Half a street away, on Sharia el Nabi Daniel, four male mannequins have been placed on the pavement. The upper halves of their faces are concealed. Only their perpetual smiles are visible. The woollen cap on one has been pulled down; on another, a spooky piece of gauze has been taped across the eyes; adhesive strips bearing the bearded faces of religious candidates cover the eyes of the other two. The men inside the shop explain to me that the showing of the face is haram, forbidden. They are friendly, allowing me to take photos of the disfigured dummies. In two afternoons of taking photos of shop mannequins in Alexandria, only one person declined my request, and he was worried that I wanted to steal the designs of his conservative, full-length dresses. But I know better than to extend my hand to shake theirs. The western woman, her infidel head uncovered, is also haram.
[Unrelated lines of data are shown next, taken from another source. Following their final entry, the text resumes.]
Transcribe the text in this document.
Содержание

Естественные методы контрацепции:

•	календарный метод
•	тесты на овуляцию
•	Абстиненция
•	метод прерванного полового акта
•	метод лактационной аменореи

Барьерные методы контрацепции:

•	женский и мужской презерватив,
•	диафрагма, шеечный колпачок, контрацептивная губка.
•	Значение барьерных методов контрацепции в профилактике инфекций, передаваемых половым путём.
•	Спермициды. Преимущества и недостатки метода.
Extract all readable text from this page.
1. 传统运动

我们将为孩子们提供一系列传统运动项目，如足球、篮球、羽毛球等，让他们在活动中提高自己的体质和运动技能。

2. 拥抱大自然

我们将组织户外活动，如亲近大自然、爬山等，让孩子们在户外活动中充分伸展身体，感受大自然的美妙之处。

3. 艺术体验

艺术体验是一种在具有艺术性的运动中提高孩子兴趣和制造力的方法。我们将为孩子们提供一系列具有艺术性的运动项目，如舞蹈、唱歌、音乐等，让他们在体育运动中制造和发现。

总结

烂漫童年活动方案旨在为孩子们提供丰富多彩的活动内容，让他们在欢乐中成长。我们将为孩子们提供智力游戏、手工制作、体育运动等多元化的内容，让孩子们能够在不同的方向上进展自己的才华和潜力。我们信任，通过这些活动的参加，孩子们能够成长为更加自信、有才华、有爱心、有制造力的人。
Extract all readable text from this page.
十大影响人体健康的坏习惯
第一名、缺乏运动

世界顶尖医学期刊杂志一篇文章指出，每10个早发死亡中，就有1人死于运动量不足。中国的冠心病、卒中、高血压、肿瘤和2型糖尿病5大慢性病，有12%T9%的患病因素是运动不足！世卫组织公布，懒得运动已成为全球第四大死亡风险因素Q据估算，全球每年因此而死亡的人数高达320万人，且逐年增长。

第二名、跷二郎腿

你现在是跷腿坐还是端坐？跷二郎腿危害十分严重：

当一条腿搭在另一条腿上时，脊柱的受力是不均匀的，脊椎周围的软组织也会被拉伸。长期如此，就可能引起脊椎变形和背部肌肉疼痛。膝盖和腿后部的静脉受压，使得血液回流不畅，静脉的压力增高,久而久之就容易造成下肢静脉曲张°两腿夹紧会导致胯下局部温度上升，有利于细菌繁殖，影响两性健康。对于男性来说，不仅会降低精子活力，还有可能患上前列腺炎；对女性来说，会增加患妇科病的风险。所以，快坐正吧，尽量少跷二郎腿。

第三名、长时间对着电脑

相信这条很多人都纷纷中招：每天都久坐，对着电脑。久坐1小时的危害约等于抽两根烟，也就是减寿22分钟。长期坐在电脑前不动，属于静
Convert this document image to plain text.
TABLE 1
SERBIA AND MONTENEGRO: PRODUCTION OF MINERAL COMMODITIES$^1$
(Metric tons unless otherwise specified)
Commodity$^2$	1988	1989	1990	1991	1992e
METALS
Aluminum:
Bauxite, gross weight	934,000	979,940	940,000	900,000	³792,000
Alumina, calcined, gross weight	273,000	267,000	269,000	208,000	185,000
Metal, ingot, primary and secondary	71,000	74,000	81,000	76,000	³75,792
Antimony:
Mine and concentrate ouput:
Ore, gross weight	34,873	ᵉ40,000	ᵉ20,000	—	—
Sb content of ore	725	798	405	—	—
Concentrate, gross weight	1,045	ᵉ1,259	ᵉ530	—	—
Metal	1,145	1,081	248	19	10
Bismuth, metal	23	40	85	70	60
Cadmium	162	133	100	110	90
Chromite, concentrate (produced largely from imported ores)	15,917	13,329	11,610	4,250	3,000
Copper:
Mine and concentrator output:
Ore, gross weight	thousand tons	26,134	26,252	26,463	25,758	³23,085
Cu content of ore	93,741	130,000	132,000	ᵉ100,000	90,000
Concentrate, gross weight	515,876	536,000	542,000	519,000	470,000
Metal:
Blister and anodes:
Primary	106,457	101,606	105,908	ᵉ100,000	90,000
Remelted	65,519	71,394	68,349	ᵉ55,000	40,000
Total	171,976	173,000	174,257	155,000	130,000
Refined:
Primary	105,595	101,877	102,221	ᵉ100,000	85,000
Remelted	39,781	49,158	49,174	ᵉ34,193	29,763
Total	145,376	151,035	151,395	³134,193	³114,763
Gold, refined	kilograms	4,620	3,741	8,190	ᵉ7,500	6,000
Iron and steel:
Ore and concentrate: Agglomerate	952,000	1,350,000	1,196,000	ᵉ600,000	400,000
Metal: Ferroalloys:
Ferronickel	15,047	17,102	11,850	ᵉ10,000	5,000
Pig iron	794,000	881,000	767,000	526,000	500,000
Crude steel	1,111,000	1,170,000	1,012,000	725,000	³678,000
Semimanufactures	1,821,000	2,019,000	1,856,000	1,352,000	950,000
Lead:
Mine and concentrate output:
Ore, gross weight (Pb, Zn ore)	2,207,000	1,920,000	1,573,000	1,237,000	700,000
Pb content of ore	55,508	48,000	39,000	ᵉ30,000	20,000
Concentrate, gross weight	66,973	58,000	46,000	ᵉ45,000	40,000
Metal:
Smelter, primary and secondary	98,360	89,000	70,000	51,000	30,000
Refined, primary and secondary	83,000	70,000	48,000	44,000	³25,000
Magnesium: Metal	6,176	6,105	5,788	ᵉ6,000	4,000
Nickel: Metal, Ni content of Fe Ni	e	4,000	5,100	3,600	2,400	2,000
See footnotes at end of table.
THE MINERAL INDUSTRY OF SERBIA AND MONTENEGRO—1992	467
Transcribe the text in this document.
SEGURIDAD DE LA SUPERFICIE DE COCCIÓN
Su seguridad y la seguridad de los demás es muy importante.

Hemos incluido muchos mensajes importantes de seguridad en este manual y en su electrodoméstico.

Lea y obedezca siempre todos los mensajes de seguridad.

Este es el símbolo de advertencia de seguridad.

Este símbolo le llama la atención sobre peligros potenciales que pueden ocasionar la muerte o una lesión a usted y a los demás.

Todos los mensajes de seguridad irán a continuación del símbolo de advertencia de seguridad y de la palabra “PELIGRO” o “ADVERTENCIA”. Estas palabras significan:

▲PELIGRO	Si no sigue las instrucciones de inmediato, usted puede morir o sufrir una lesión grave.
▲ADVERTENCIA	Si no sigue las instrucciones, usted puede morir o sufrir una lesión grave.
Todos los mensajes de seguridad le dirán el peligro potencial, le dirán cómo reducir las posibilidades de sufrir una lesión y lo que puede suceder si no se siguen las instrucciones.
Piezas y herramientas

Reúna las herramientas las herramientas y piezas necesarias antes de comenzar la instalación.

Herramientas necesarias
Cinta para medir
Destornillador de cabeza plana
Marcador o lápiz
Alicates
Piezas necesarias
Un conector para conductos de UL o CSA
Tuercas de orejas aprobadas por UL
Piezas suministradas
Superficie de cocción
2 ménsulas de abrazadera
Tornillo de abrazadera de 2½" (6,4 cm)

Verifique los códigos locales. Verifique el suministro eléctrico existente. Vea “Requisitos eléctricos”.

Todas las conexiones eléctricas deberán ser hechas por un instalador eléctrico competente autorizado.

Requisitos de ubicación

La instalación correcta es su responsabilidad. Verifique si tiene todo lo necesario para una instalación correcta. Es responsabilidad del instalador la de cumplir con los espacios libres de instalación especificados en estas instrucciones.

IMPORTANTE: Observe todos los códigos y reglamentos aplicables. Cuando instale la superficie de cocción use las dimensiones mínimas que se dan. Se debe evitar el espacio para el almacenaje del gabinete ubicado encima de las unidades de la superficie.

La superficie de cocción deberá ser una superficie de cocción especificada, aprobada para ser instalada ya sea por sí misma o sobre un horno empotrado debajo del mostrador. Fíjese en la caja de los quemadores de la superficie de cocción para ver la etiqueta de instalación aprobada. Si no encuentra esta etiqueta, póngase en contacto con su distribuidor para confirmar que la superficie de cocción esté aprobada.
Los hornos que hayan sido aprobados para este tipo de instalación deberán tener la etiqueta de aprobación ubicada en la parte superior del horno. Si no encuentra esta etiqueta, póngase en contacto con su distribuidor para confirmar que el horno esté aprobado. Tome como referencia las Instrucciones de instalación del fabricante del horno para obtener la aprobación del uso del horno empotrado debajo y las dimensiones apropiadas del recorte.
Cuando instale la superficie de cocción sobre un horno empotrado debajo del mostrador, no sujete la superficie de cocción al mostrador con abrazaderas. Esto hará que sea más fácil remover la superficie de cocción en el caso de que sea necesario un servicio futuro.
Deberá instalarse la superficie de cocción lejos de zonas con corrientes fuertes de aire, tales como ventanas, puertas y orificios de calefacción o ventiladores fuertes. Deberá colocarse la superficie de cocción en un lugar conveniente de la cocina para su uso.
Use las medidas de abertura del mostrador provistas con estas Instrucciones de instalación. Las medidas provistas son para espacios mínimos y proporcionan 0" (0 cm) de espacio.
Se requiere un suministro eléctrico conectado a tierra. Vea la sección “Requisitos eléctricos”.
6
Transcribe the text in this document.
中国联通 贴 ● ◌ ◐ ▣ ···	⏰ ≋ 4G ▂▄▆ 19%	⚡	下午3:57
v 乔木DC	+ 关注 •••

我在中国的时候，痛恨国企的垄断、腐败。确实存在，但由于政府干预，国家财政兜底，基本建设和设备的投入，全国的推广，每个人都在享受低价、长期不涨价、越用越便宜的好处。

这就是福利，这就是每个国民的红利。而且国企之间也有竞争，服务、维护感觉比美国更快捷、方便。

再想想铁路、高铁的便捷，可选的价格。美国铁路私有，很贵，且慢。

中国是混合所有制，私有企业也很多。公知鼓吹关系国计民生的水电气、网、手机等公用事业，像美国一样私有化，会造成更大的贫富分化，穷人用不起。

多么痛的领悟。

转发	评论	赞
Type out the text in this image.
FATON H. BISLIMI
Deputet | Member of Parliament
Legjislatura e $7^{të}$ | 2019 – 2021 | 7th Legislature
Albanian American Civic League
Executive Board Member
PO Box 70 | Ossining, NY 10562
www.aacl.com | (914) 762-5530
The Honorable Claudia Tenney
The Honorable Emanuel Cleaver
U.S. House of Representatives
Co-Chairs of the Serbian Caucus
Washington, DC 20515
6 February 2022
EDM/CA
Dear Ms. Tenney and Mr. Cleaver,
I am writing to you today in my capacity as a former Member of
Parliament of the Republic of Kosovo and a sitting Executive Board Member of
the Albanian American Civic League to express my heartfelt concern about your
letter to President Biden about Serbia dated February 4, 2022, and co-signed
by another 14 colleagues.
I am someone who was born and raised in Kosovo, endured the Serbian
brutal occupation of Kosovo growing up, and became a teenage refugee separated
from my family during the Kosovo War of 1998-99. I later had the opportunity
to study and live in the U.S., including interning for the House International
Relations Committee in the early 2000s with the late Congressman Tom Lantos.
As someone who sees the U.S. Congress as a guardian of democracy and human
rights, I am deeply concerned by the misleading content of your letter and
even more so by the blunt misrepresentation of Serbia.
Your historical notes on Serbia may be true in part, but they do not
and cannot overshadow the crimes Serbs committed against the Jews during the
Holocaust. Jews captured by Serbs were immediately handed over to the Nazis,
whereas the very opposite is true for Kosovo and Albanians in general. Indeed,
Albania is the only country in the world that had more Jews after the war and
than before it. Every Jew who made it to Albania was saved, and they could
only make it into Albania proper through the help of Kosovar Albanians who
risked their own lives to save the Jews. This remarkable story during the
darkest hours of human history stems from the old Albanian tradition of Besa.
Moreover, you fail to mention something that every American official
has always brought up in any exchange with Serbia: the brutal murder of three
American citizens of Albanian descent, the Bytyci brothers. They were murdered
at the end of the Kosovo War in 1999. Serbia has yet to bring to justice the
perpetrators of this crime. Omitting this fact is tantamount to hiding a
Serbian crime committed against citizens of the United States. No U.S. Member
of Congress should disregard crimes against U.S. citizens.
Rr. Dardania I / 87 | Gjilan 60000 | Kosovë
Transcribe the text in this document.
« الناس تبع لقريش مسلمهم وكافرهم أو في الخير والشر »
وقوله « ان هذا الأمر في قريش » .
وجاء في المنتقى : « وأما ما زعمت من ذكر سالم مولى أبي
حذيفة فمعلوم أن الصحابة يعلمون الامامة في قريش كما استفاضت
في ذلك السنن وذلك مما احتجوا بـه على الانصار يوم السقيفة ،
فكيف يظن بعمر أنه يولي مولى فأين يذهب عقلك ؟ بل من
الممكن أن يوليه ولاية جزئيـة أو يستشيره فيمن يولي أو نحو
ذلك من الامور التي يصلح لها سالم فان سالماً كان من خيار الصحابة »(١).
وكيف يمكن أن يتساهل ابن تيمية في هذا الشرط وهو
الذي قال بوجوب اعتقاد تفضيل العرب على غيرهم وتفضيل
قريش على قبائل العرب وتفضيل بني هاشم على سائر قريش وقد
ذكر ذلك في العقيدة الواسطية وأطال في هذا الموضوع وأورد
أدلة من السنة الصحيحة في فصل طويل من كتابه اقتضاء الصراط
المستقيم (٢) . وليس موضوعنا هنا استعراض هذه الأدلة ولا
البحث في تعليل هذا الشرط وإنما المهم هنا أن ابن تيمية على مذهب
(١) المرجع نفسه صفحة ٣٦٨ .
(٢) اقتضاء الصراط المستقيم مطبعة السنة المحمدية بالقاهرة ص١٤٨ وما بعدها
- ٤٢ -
Mannequins, representations of the human form, have become a site of contestation between Alexandria’s Salafists, the Islamist hardliners, and moderate Moslems and Christians. Egyptians, borrowing from the French, call both human models and their lifeless counterparts manneken.

There are still stores using mannequins of an earlier era, life-sized Barbie dolls with matted blonde and brunette wigs, with bright blue eye shadow and parted red lips. Sometimes a store will crowd them together, in groups of six or eight, their arms and legs placed in mid-stride, as if at any moment they might come to life and set off on a big adventure.

On a Saturday afternoon in late-December the streets were packed with shoppers. It felt like walking through a strange zoo: behind the glass, a cartoonish stereotype of western beauty and sexual availability, and looking in, Egyptian women hidden beneath the hijab or niqab and wearing loose, ankle-length clothing.